Why do managers actually have to resist so vehemently against simply meaning well for once? What's wrong with recognizing that there is a bigger picture and that the responsibility for corporate action extends to that bigger picture?
The prevailing implicit message still seems to be, "Well, we'd never just do it voluntarily, we only do it because we're forced to." And indeed, the pressure to focus on sustainability is now coming vigorously not only from customers and regulators, but also from investors.
That's a good thing, because it's forcing even those who would actually never do it voluntarily to address the issue. But they won't be the ones to really restore confidence in the leadership elite of large corporations, because then they do somehow give the impression of only caring about the environment under protest.
All right, this may be a little harsh. After all, we're in an interesting place right now: Sustainability has made it inside the economic system – for now as an extrinsic factor in the form of pressure from various directions. And in fact, many companies are now foregoing certain businesses that could well be profitable in the short term for reasons of sustainability. So, things are not so bad.

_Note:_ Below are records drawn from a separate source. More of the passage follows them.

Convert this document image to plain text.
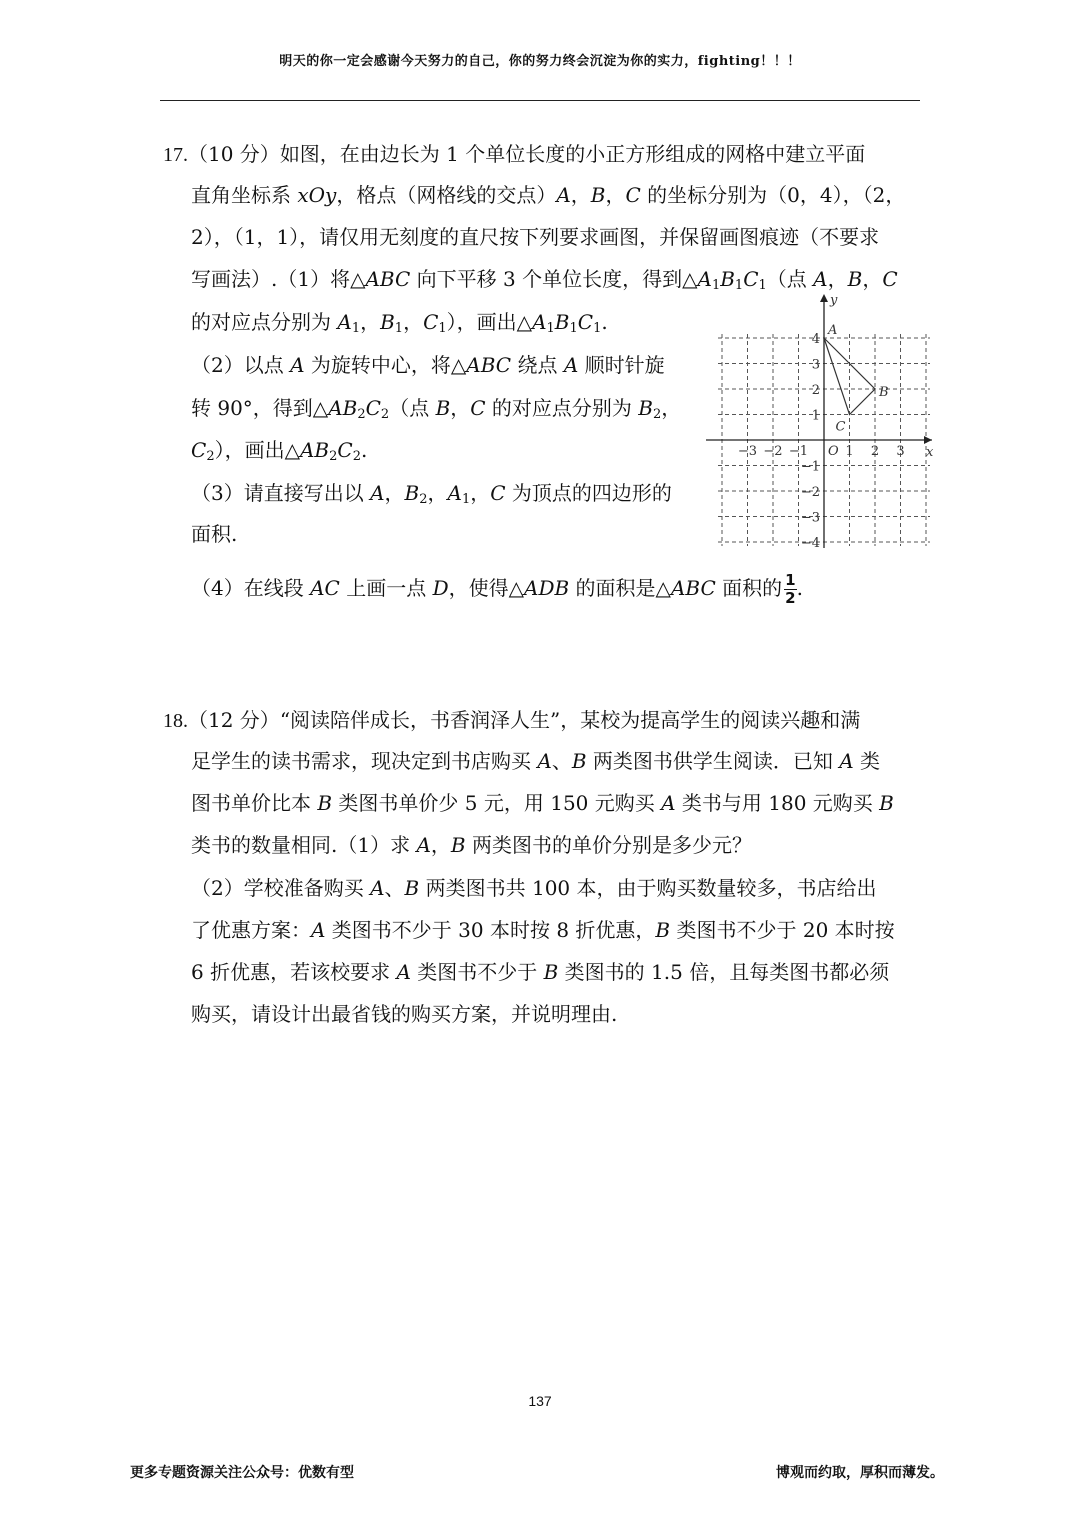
明天的你一定会感谢今天努力的自己，你的努力终会沉淀为你的实力，fighting！！！
17.（10 分）如图，在由边长为 1 个单位长度的小正方形组成的网格中建立平面
直角坐标系 xOy，格点（网格线的交点）A，B，C 的坐标分别为（0，4），（2，
2），（1，1），请仅用无刻度的直尺按下列要求画图，并保留画图痕迹（不要求
写画法）.（1）将△ABC 向下平移 3 个单位长度，得到$\triangle A_1B_1C_1$（点 A，B，C
的对应点分别为 $A_1$，$B_1$，$C_1$），画出$\triangle A_1B_1C_1$.
（2）以点 A 为旋转中心，将△ABC 绕点 A 顺时针旋
转 90°，得到$\triangle AB_2C_2$（点 B，C 的对应点分别为 $B_2$，
$C_2$），画出$\triangle AB_2C_2$.
（3）请直接写出以 A，$B_2$，$A_1$，C 为顶点的四边形的
面积.
（4）在线段 AC 上画一点 D，使得△ADB 的面积是△ABC 面积的 $\frac{1}{2}$ .
−3 −2 −1	1 2 3
4
3
2
1
−1
−2
−3
−4
O	x
y
A
B
C
18.（12 分）“阅读陪伴成长，书香润泽人生”，某校为提高学生的阅读兴趣和满
足学生的读书需求，现决定到书店购买 A、B 两类图书供学生阅读．已知 A 类
图书单价比本 B 类图书单价少 5 元，用 150 元购买 A 类书与用 180 元购买 B
类书的数量相同.（1）求 A，B 两类图书的单价分别是多少元？
（2）学校准备购买 A、B 两类图书共 100 本，由于购买数量较多，书店给出
了优惠方案：A 类图书不少于 30 本时按 8 折优惠，B 类图书不少于 20 本时按
6 折优惠，若该校要求 A 类图书不少于 B 类图书的 1.5 倍，且每类图书都必须
购买，请设计出最省钱的购买方案，并说明理由.
137
更多专题资源关注公众号：优数有型	博观而约取，厚积而薄发。
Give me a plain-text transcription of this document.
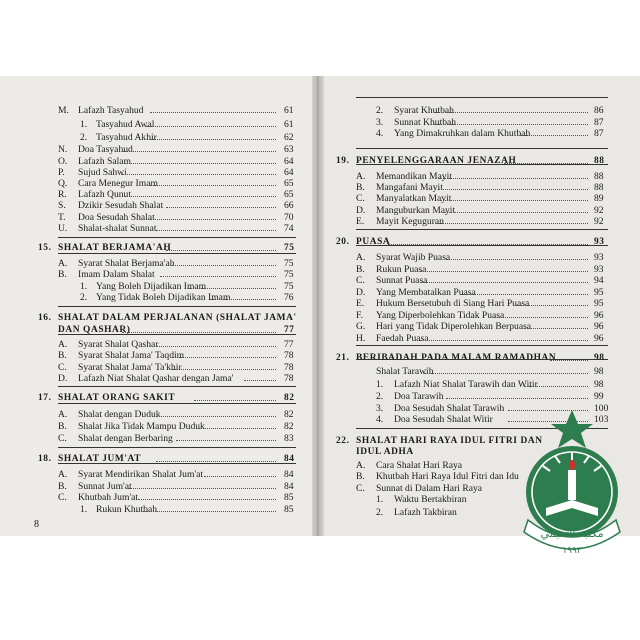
M. Lafazh Tasyahud	61
1. Tasyahud Awal	61
2. Tasyahud Akhir	62
N. Doa Tasyahud	63
O. Lafazh Salam	64
P. Sujud Sahwi	64
Q. Cara Menegur Imam	65
R. Lafazh Qunut	65
S. Dzikir Sesudah Shalat	66
T. Doa Sesudah Shalat	70
U. Shalat-shalat Sunnat	74
15. SHALAT BERJAMA'AH	75
A. Syarat Shalat Berjama'ah	75
B. Imam Dalam Shalat	75
1. Yang Boleh Dijadikan Imam	75
2. Yang Tidak Boleh Dijadikan Imam	76
16. SHALAT DALAM PERJALANAN (SHALAT JAMA'
DAN QASHAR)	77
A. Syarat Shalat Qashar	77
B. Syarat Shalat Jama' Taqdim	78
C. Syarat Shalat Jama' Ta'khir	78
D. Lafazh Niat Shalat Qashar dengan Jama'	78
17. SHALAT ORANG SAKIT	82
A. Shalat dengan Duduk	82
B. Shalat Jika Tidak Mampu Duduk	82
C. Shalat dengan Berbaring	83
18. SHALAT JUM'AT	84
A. Syarat Mendirikan Shalat Jum'at	84
B. Sunnat Jum'at	84
C. Khutbah Jum'at	85
1. Rukun Khutbah	85
2. Syarat Khutbah	86
3. Sunnat Khutbah	87
4. Yang Dimakruhkan dalam Khutbah	87
19. PENYELENGGARAAN JENAZAH	88
A. Memandikan Mayit	88
B. Mangafani Mayit	88
C. Manyalatkan Mayit	89
D. Manguburkan Mayit	92
E. Mayit Keguguran	92
20. PUASA	93
A. Syarat Wajib Puasa	93
B. Rukun Puasa	93
C. Sunnat Puasa	94
D. Yang Membatalkan Puasa	95
E. Hukum Bersetubuh di Siang Hari Puasa	95
F. Yang Diperbolehkan Tidak Puasa	96
G. Hari yang Tidak Diperolehkan Berpuasa	96
H. Faedah Puasa	96
21. BERIBADAH PADA MALAM RAMADHAN	98
Shalat Tarawih	98
1. Lafazh Niat Shalat Tarawih dan Witir	98
2. Doa Tarawih	99
3. Doa Sesudah Shalat Tarawih	100
4. Doa Sesudah Shalat Witir	103
22. SHALAT HARI RAYA IDUL FITRI DAN
IDUL ADHA
A. Cara Shalat Hari Raya
B. Khutbah Hari Raya Idul Fitri dan Idu
C. Sunnat di Dalam Hari Raya
1. Waktu Bertakbiran
2. Lafazh Takbiran
8
مكتبة التميمي
١٩٩٣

What would the next step of integration look like? It would perhaps be reflected in statements that read: "We are doing this – and not primarily with a view to our business success, but because we believe it is the right thing to do.”

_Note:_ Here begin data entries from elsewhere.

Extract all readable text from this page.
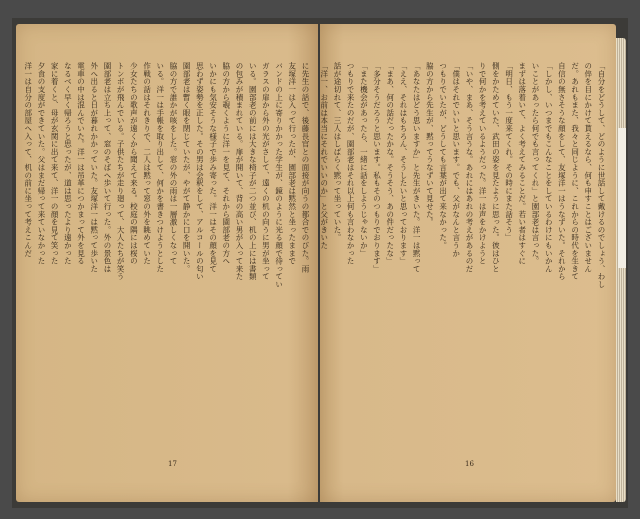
に先生の話で、後藤長官との面接が向うの都合でのびた。雨

友塚洋一は入って行ったが、園部老は黙然と坐ったままで

バンドの上に寄りかかった学生が、鏡のように光る顔で待ってい

ガラスの扉から外の光がさして、遠くの机の向うに男が坐って

いる。園部老の前には大きな椅子が二つ並び、机の上には書類

の包みが積まれている。扉が開いて、背の高い男が入って来た

脇の方から覗くように洋一を見て、それから園部老の方へ

いかにも気安そうな様子で歩み寄った。洋一はその顔を見て

思わず姿勢を正した。その男は会釈をして、アルコールの匂い

園部老は暫く眼を閉じていたが、やがて静かに口を開いた。

脇の方で誰かが咳をした。窓の外の雨は一層激しくなって

いる。洋一は手帳を取り出して、何かを書きつけようとした

作戦の話はそれきりで、二人は黙って窓の外を眺めていた

少女たちの歌声が遠くから聞えて来る。校庭の隅には桜の

トンボが飛んでいる。子供たちが走り廻って、大人たちが笑う

園部老は立ち上って、窓のそばへ歩いて行った。外の景色は

外へ出ると日が暮れかかっていた。友塚洋一は黙って歩いた

電車の中は混んでいた。洋一は吊革につかまって外を見る

なるべく早く帰ろうと思ったが、道は思ったより遠かった

家に着くと、母が玄関に出て来て、洋一の顔を見て笑った

夕食の支度ができていた。父はまだ帰って来ていなかった

洋一は自分の部屋へ入って、机の前に坐って考えこんだ

17

「自分をどうして、どのように世話して戴けるのでしょう、わし

の倅を目にかけて貰えるなら、何も申すことはございません

だ。あれもまた、我々と同じように、これからの時代を生きて

自信の無さそうな顔をして、友塚洋一はうなずいた。それから

「しかし、いつまでもこんなことをしているわけにもいかん

いことがあったら何でも言ってくれ」と園部老は言った。

まずは落着いて、よく考えてみることだ。若い者はすぐに

「明日、もう一度来てくれ。その時にまた話そう」

側をかためていた、武田の姿を見たように思った。彼はひと

りで何かを考えているようだった。洋一は声をかけようと

「いや、まあ、そう言うな。あれにはあれの考えがあるのだ

「僕はそれでいいと思います。でも、父がなんと言うか

つもりでいたが、どうしても言葉が出て来なかった。

脇の方から先生が、黙ってうなずいて見せた。

「あなたはどう思いますか」と先生がきいた。洋一は黙って

「ええ、それはもちろん、そうしたいと思っております」

「まあ、何の話だったかな。そうそう、あの件だったな」

「多分そうだろうと思います。私もそのつもりでおります」

「また機会があったら、一緒に話をしようじゃないか」

つもりで来たのだが、園部老はそれ以上何も言わなかった

話が途切れて、三人はしばらく黙って坐っていた。

「洋一、お前は本当にそれでいいのか」と父がきいた

16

Admittedly, if sustainability does not exert any economic pressure at all, this is likely to remain utopian. It probably won't work entirely without a push, and it probably won't work entirely without regulation either. But the current forces of influence open the door to the possibility that intrinsic motivation for sustainability no longer exposes one to the suspicion of neglecting economic success. On the contrary, it could become highly compatible with the economic system and perhaps even the next differentiator. Then even top managers would be able to admit that they are a little bit philanthropic without fearing for their jobs or their reputation among colleagues.

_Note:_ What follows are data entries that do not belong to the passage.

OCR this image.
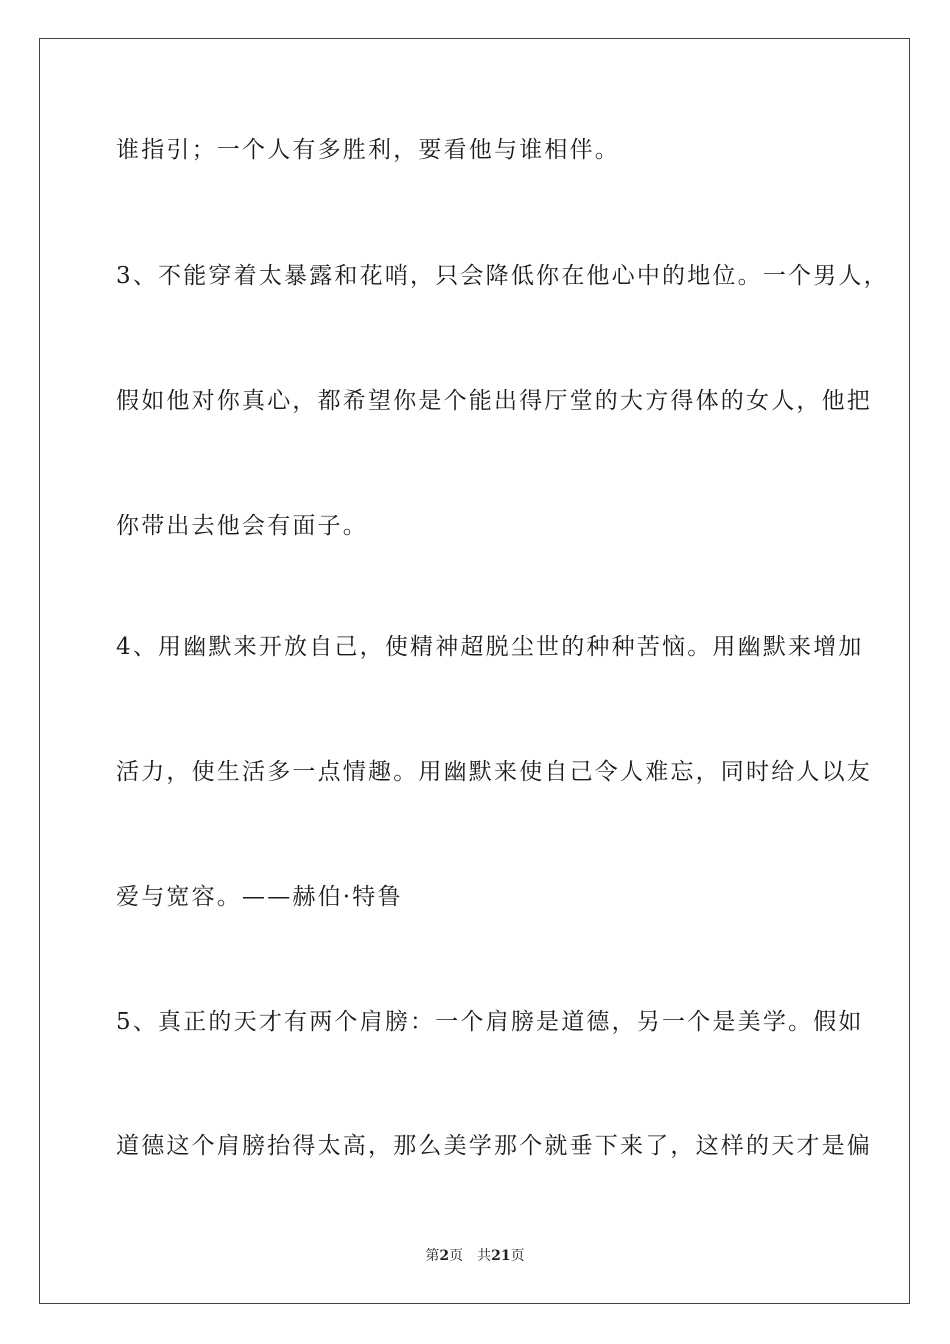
谁指引；一个人有多胜利，要看他与谁相伴。

3、不能穿着太暴露和花哨，只会降低你在他心中的地位。一个男人，

假如他对你真心，都希望你是个能出得厅堂的大方得体的女人，他把

你带出去他会有面子。

4、用幽默来开放自己，使精神超脱尘世的种种苦恼。用幽默来增加

活力，使生活多一点情趣。用幽默来使自己令人难忘，同时给人以友

爱与宽容。——赫伯·特鲁

5、真正的天才有两个肩膀：一个肩膀是道德，另一个是美学。假如

道德这个肩膀抬得太高，那么美学那个就垂下来了，这样的天才是偏

第2页 共21页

That would be quite okay, don't you think? Anyway, it wouldn't hurt the general image of managers, and the many representatives of this profession who have been longing to integrate this dimension in their hearts for a long time could breathe a sigh of relief and flourish.
Utopia? Perhaps. But you know this wisdom: not all who have dreams get to the top. But all those who are at the top had dreams. So: feel free to align your business decisions with your moral compass. It should be worth it.